Yargı yetkisi yoktu, kabileler kendi ihtilaflarını çözmek zorundaydı (ve bunu istiyordu). Öte yandan, devlete karşı işlenen suçlar ve “yerleşim yerlerine” yönelik saldırılar, acımasız cezalara ve aile sorumluluğuna tabi tutuldu. Ancak Peştunlar, hem 1900’lerde Molla Powindah yönetiminde hem de 1930’larda Ipi fakiri altında boyun eğmekle mücadele ettiler ve düzenli olarak isyan etmeye çalıştılar.

Winston Churchill, 1897’de bir Mohmand isyanının bastırılmasına tanık oldu ve bu konuda ilk kitabını yazdı. Sonra kırbaç devreye girdi. Kavrulmuş toprak ortak misilleme stratejisiydi ve sivil hedeflere yönelik ilk hava saldırıları 1920’lerde başladı.

Ordunun çoğu koloninin uzak batısında konuşlanmıştı, ancak barış asla geri dönmedi. Kabileler, topraklarının 1893’te uluslararası bir sınırla – Durand Hattı – bölünmesini özellikle kışkırtıcı buldular. İngilizler diğerleri gibi bu bölgede iz bırakmadan alt kıtayı terk ettiler.

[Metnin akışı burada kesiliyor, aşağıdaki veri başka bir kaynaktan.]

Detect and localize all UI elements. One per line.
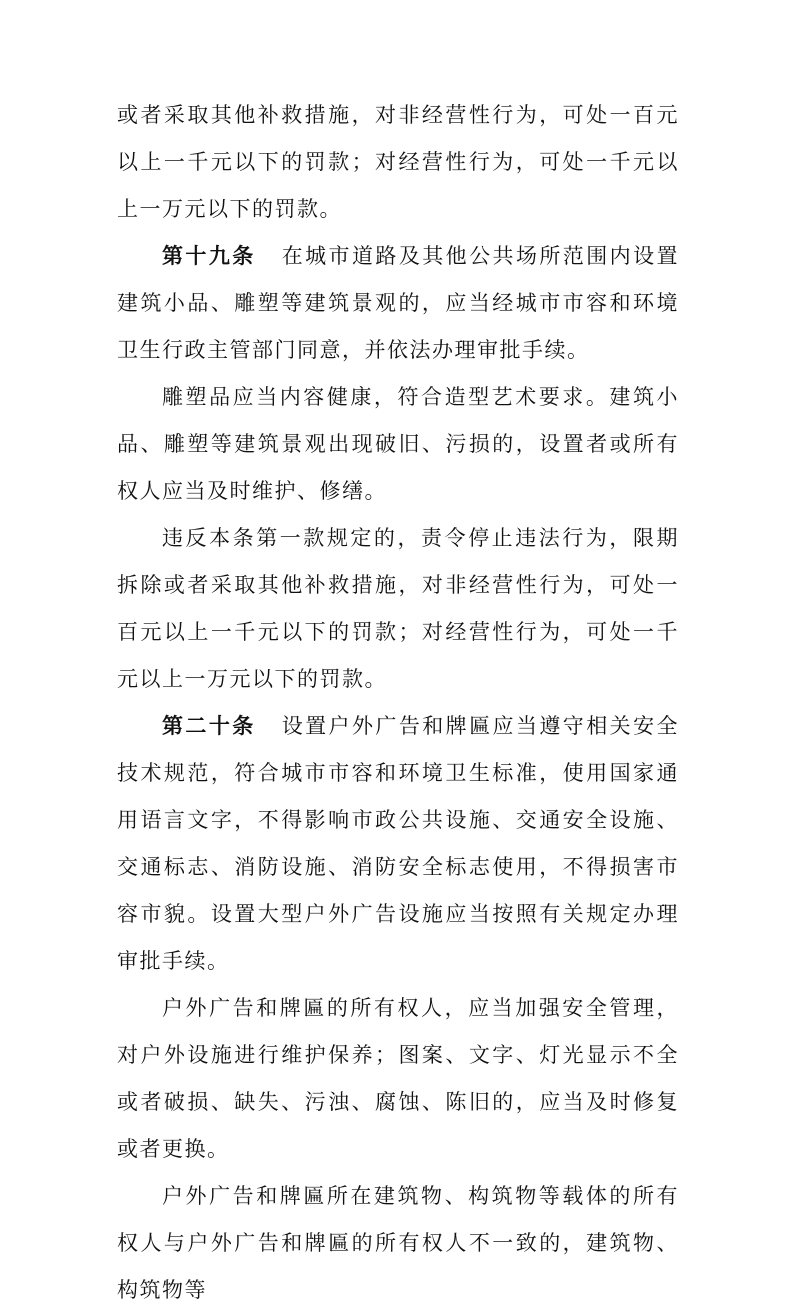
paragraph-continuation	[117, 92, 679, 233]
paragraph-text: 在城市道路及其他公共场所范围内设置建筑小品、雕塑等建筑景观的，应当经城市市容和环境卫生行政主管部门同意，并依法办理审批手续。	[117, 244, 680, 362]
paragraph-text: 雕塑品应当内容健康，符合造型艺术要求。建筑小品、雕塑等建筑景观出现破旧、污损的，设置者或所有权人应当及时维护、修缮。	[117, 385, 679, 503]
paragraph-text: 户外广告和牌匾所在建筑物、构筑物等载体的所有权人与户外广告和牌匾的所有权人不一致的，建筑物、构筑物等	[117, 1184, 679, 1302]
paragraph-owner-maintenance	[117, 985, 679, 1173]
paragraph-penalty	[117, 515, 679, 703]
paragraph-carrier-owner	[117, 1173, 679, 1314]
document-body	[117, 92, 679, 1314]
paragraph-sculpture-requirements	[117, 374, 679, 515]
article-20-paragraph	[117, 703, 679, 985]
paragraph-text: 设置户外广告和牌匾应当遵守相关安全技术规范，符合城市市容和环境卫生标准，使用国家通用语言文字，不得影响市政公共设施、交通安全设施、交通标志、消防设施、消防安全标志使用，不得损害市容市貌。设置大型户外广告设施应当按照有关规定办理审批手续。	[117, 714, 680, 973]
article-title: 第二十条	[162, 714, 256, 738]
article-19-paragraph	[117, 233, 679, 374]
article-title: 第十九条	[162, 244, 256, 268]
paragraph-text: 或者采取其他补救措施，对非经营性行为，可处一百元以上一千元以下的罚款；对经营性行为，可处一千元以上一万元以下的罚款。	[117, 103, 679, 221]
paragraph-text: 户外广告和牌匾的所有权人，应当加强安全管理，对户外设施进行维护保养；图案、文字、灯光显示不全或者破损、缺失、污浊、腐蚀、陈旧的，应当及时修复或者更换。	[117, 996, 679, 1161]
paragraph-text: 违反本条第一款规定的，责令停止违法行为，限期拆除或者采取其他补救措施，对非经营性行为，可处一百元以上一千元以下的罚款；对经营性行为，可处一千元以上一万元以下的罚款。	[117, 526, 679, 691]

İngiliz Peştun siyasetinin 140 yılı


İngilizler Hindistan’ı zekice sömürgeleştirdi. Az sayıda olmalarına ve başlangıçta mütevazı kaynaklarına rağmen, geniş bir alan ve hatta daha fazla insan bastırıldı.

Ülkenin tüm yönleriyle ilgili derinlemesine bilgi çok önemliydi ve en azından Bölük zamanlarında her Britanyalı, birkaç değilse de bir yerli dil konuşuyordu. Ancak batıda sınırlarına ulaştılar. Yıkıcı ilk harekattan sonra şu açıktı: Afganistan’ı yenmek kolaydı, gerçekten de oldukça kolaydı ama yönetilmesi imkansızdı.

Daha doğrusu, mümkündü, ancak hiçbir kâr, neredeyse ölçülemeyecek kadar artan maliyetleri haklı çıkaramadı. Ülkede başka hiçbir şeye benzemeyen yaşam tarzlarını savunan kum, taş ve vahşi kabilelerden başka hiçbir şey yoktu – orada ne istiyordun?

Yani: cezai sefer evet, işgal hayır. En iyi çözüm, imparatorluklarını modern (en geniş anlamda) ve iyi niyetli bir ulusa dönüştürmede desteklenen krallar Dost Muhammed, Abdur Rahman ve Amanullah’ta olduğu gibi, işleri dışarıdan yönlendirmekti.

Kendi topraklarında Peştunları olabildiğince rahat bırakmaya çalıştılar ama neredeyse başarısız oldular. İngilizler, gayrimüslimler olarak “haram”dı ve dini hukuka göre ayıplanıyordu. Yerleşik bölgelerde bile en yüksek öncelik dini, kültürel, aile içi (sözde aile sorunları – kan davaları) ve sosyal işlere müdahale edilmemesiydi.

Son derece kısıtlayıcı cinsiyet ayrımcılığı (purdah) özel bir engeldi ve nüfusun yarısı esasen ulaşılamaz durumdaydı. Peştunlar sömürge hukukunu umursamıyorlardı, onlar için (özellikle kadın hakları söz konusu olduğunda şeriatla çelişen) Peştunvali şeref kuralları en eski zamanlardan beri önemliydi.

Geriye dönüp bakıldığında, 100 yıllık İngiliz yönetimi her iki tarafça da yüceltildi, ancak gerçekte her iki taraf da bu aşk-nefret ilişkisinde birincisi galip geldi.